La revisión se da en un contexto internacional marcado por tensiones geopolíticas y un encarecimiento de costos globales que impactan directamente en países como Argentina.
Una recuperación más lenta de lo esperado

Imagen: Perfil
El ajuste en la proyección del Producto Interno Bruto (PIB) refleja que la recuperación económica será más gradual de lo que se preveía meses atrás. El FMI atribuye esta desaceleración a la menor demanda global y a las dificultades en el comercio internacional, producto de conflictos y restricciones en rutas estratégicas.
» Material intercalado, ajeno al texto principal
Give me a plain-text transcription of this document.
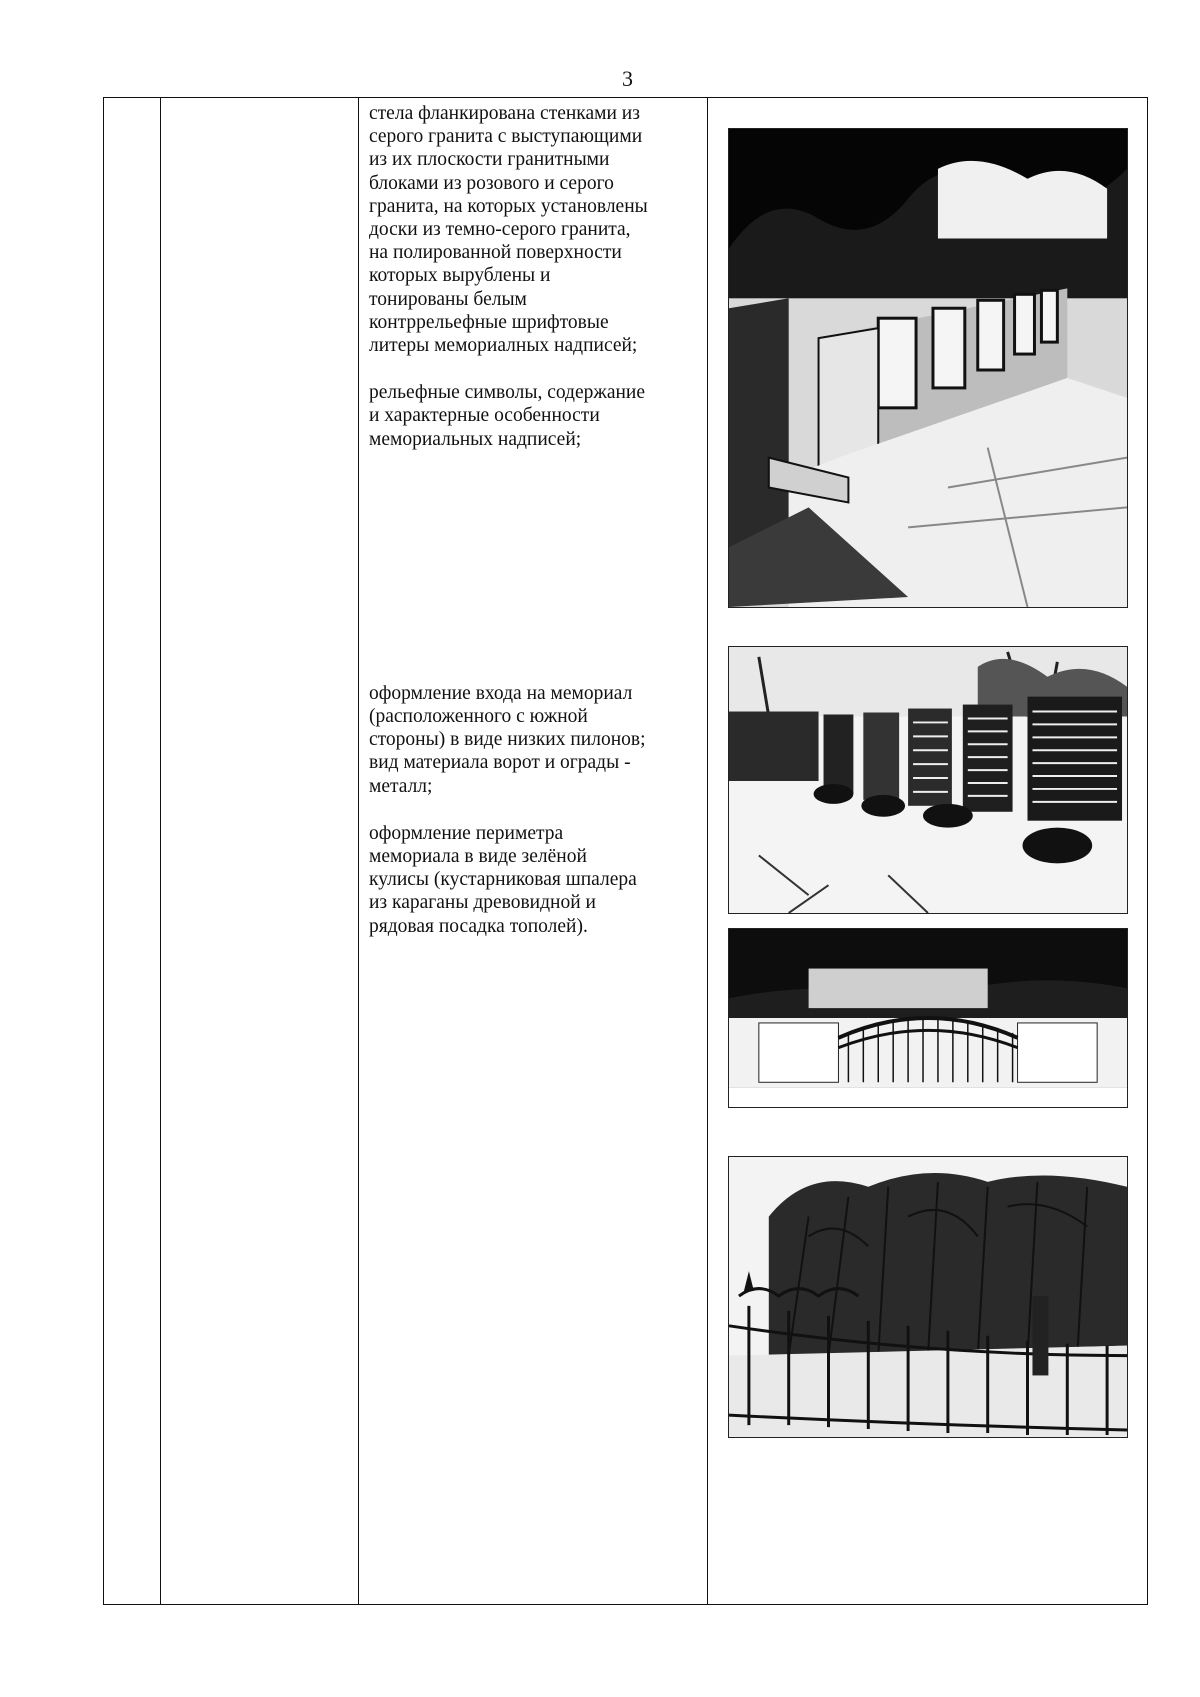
3

стела фланкирована стенками из

серого гранита с выступающими

из их плоскости гранитными

блоками из розового и серого

гранита, на которых установлены

доски из темно-серого гранита,

на полированной поверхности

которых вырублены и

тонированы белым

контррельефные шрифтовые

литеры мемориалных надписей;

рельефные символы, содержание

и характерные особенности

мемориальных надписей;

оформление входа на мемориал

(расположенного с южной

стороны) в виде низких пилонов;

вид материала ворот и ограды -

металл;

оформление периметра

мемориала в виде зелёной

кулисы (кустарниковая шпалера

из караганы древовидной и

рядовая посадка тополей).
Estos factores reducen las exportaciones y afectan la dinámica de crecimiento.
De este modo, el escenario que anticipaba un repunte más firme pierde fuerza, obligando a recalibrar las expectativas tanto del sector público como del privado.
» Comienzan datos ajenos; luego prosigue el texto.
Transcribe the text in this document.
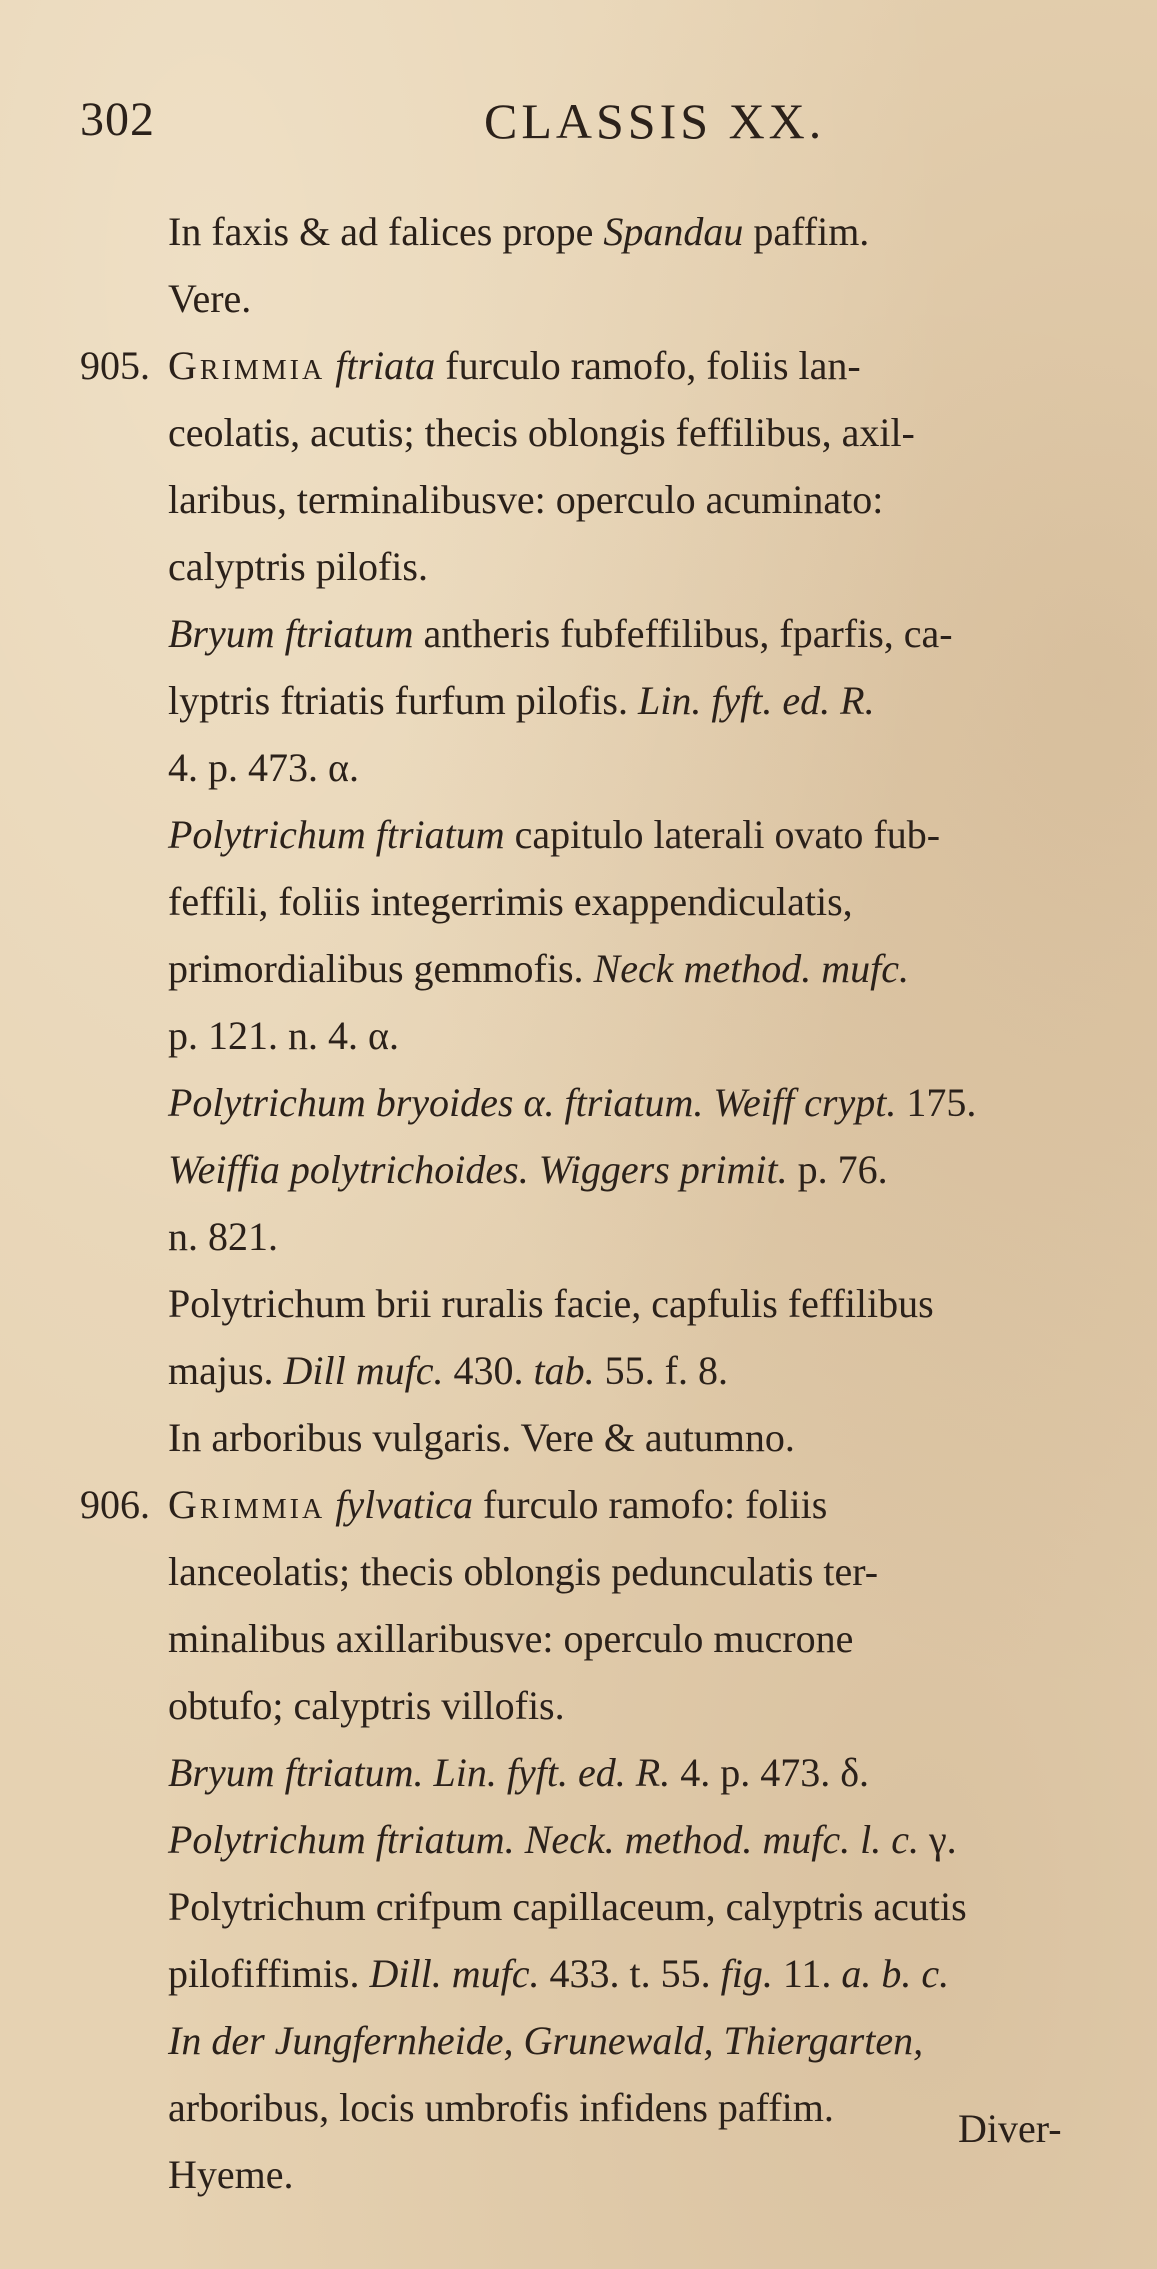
302	CLASSIS XX.
In faxis & ad falices prope Spandau paffim.
Vere.
905. Grimmia ftriata furculo ramofo, foliis lan-
ceolatis, acutis; thecis oblongis feffilibus, axil-
laribus, terminalibusve: operculo acuminato:
calyptris pilofis.
Bryum ftriatum antheris fubfeffilibus, fparfis, ca-
lyptris ftriatis furfum pilofis. Lin. fyft. ed. R.
4. p. 473. α.
Polytrichum ftriatum capitulo laterali ovato fub-
feffili, foliis integerrimis exappendiculatis,
primordialibus gemmofis. Neck method. mufc.
p. 121. n. 4. α.
Polytrichum bryoides α. ftriatum. Weiff crypt. 175.
Weiffia polytrichoides. Wiggers primit. p. 76.
n. 821.
Polytrichum brii ruralis facie, capfulis feffilibus
majus. Dill mufc. 430. tab. 55. f. 8.
In arboribus vulgaris. Vere & autumno.
906. Grimmia fylvatica furculo ramofo: foliis
lanceolatis; thecis oblongis pedunculatis ter-
minalibus axillaribusve: operculo mucrone
obtufo; calyptris villofis.
Bryum ftriatum. Lin. fyft. ed. R. 4. p. 473. δ.
Polytrichum ftriatum. Neck. method. mufc. l. c. γ.
Polytrichum crifpum capillaceum, calyptris acutis
pilofiffimis. Dill. mufc. 433. t. 55. fig. 11. a. b. c.
In der Jungfernheide, Grunewald, Thiergarten,
arboribus, locis umbrofis infidens paffim.
Hyeme.
Diver-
Inflación persistente y cada vez más alta

Imagen: Infobae
El salto en la previsión inflacionaria es uno de los datos más relevantes del informe. El organismo advierte que la suba de precios será mucho más alta y persistente de lo esperado.
El aumento de los costos internacionales, especialmente en energía y transporte, se traslada a los precios internos y dificulta la desaceleración inflacionaria. En el caso argentino, estos efectos se potencian por la estructura económica local. Así, el objetivo de alcanzar una inflación más moderada en el corto plazo se aleja, mientras los aumentos siguen impactando en el poder adquisitivo.
Un escenario más desafiante para la economía
La combinación de menor crecimiento y mayor inflación redefine los desafíos económicos para el país. El nuevo panorama implica que los esfuerzos de ajuste y ordenamiento económico podrían no representar una mejora tan rápida como se esperaba. Por el contrario, el informe sugiere que el proceso será más lento y condicionado por factores externos.
Argentina deberá enfrentar un contexto internacional más complejo, con menor margen para consolidar una recuperación sostenida y reducir la inflación en el corto plazo mientras que los precios suben, los sueldos no aumentan y la paciencia se agota.